Key Type Default Description
lora bool false LoRA adapter enabled (enable_lora=True or lora_config provided).
speculative_decoding bool false Speculative decoding enabled (speculative_config is not None). Covers MTP, EAGLE, Medusa, etc.
prefix_caching bool false KV cache block reuse / prefix caching enabled.
cuda_graphs bool false CUDA graphs enabled for reduced launch overhead.
chunked_context bool false Chunked prefill enabled (enable_chunked_prefill=True).
data_parallel_size int 1 Data parallel degree. 1 = no data parallelism. Derived from tp_size when attention DP is enabled.

Environment Variables

Variable Default Description
TRTLLM_NO_USAGE_STATS unset Set to 1 to disable telemetry.
TELEMETRY_DISABLED unset Set to true to disable telemetry.
DO_NOT_TRACK unset Set to 1 to disable telemetry.
TRTLLM_USAGE_STATS_SERVER https://events.gfe.nvidia.com/v1.1/events/json Override the GXT endpoint URL. Use for staging.
TRTLLM_USAGE_HEARTBEAT_INTERVAL 600 Heartbeat interval in seconds.
TRTLLM_USAGE_FORCE_ENABLED 0 Set to 1 to force-enable telemetry in CI/test environments.
TRTLLM_DISAGG_ROLE unset Disaggregated serving role (context or generation).
TRTLLM_DISAGG_DEPLOYMENT_ID unset Shared deployment ID across disaggregated workers.

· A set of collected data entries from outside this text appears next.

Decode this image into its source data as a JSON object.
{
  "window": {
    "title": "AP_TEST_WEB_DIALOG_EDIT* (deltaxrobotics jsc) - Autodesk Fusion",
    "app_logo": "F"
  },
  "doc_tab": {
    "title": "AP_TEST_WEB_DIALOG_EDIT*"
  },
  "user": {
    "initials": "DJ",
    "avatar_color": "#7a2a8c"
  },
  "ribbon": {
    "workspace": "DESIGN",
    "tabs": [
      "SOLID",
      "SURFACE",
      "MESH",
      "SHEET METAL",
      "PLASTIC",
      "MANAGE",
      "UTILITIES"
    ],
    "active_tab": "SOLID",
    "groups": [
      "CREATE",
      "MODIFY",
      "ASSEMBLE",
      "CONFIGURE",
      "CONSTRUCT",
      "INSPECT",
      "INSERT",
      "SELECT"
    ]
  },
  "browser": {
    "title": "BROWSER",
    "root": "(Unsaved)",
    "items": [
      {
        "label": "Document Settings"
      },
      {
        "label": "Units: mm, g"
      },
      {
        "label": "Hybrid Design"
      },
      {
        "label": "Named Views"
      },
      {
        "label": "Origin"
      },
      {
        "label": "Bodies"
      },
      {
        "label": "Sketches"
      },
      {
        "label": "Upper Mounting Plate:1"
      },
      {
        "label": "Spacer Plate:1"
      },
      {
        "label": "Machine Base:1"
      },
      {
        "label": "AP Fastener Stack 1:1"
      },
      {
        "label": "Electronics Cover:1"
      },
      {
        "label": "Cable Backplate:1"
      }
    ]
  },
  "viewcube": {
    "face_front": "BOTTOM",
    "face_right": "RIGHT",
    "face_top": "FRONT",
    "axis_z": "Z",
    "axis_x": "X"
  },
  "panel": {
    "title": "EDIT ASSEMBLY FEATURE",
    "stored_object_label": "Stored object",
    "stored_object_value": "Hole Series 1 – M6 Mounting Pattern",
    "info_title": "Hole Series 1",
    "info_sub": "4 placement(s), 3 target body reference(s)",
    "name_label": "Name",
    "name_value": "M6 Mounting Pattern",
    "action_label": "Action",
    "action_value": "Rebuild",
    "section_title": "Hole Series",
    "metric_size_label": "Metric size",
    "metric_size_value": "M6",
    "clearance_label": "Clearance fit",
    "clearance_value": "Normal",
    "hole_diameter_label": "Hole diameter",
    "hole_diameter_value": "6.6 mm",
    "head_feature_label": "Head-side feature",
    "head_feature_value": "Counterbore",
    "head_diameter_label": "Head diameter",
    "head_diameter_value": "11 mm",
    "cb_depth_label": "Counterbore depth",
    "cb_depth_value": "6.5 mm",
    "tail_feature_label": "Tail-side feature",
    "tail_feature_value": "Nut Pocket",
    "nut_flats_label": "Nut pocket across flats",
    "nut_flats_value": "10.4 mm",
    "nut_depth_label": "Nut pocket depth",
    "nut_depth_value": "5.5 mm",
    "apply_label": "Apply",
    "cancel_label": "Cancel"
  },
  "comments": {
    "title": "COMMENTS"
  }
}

For Developers: Adding a New Field

Checklist for adding a telemetry field:

  1. tensorrt_llm/usage/schema.py — Add field to TrtllmInitialReport (or TrtllmHeartbeat) Pydantic model with alias.
  2. tensorrt_llm/usage/schemas/trtllm_usage_event_schema.json — Add to properties and required array.
  3. tensorrt_llm/usage/usage_lib.py — Populate the field in _background_reporter() and add extraction logic in _extract_trtllm_config() or _collect_gpu_info() as appropriate.
  4. tests/unittest/usage/test_schema.py — Update test fixtures and expected field sets.
  5. tests/unittest/usage/test_collectors.py — Add extraction test.
  6. tests/unittest/usage/test_e2e_capture.py — Update e2e payload assertions if needed.
  7. SMS schema upload — Upload the updated JSON schema to the NvTelemetry Schema Management Service and toggle "on stage" / "on prod".
  8. Update this README — Add the field to the appropriate table above.

Conventions

  • Use camelCase aliases for JSON wire format (Pydantic alias=).
  • Use snake_case for Python field names.
  • String fields: use ShortString (128 chars) or LongString (256 chars).
  • Integer fields: use PositiveInt (0–4B). Use 0 for "auto/unset" semantics.
  • All fields must be required in the JSON schema (no optional fields).
  • Empty string "" is the sentinel for "not applicable" string fields.
  • The telemetry code is fail-silent — exceptions are caught and swallowed.
  • No PII. No model weights. No prompts. No outputs. Architecture class names only.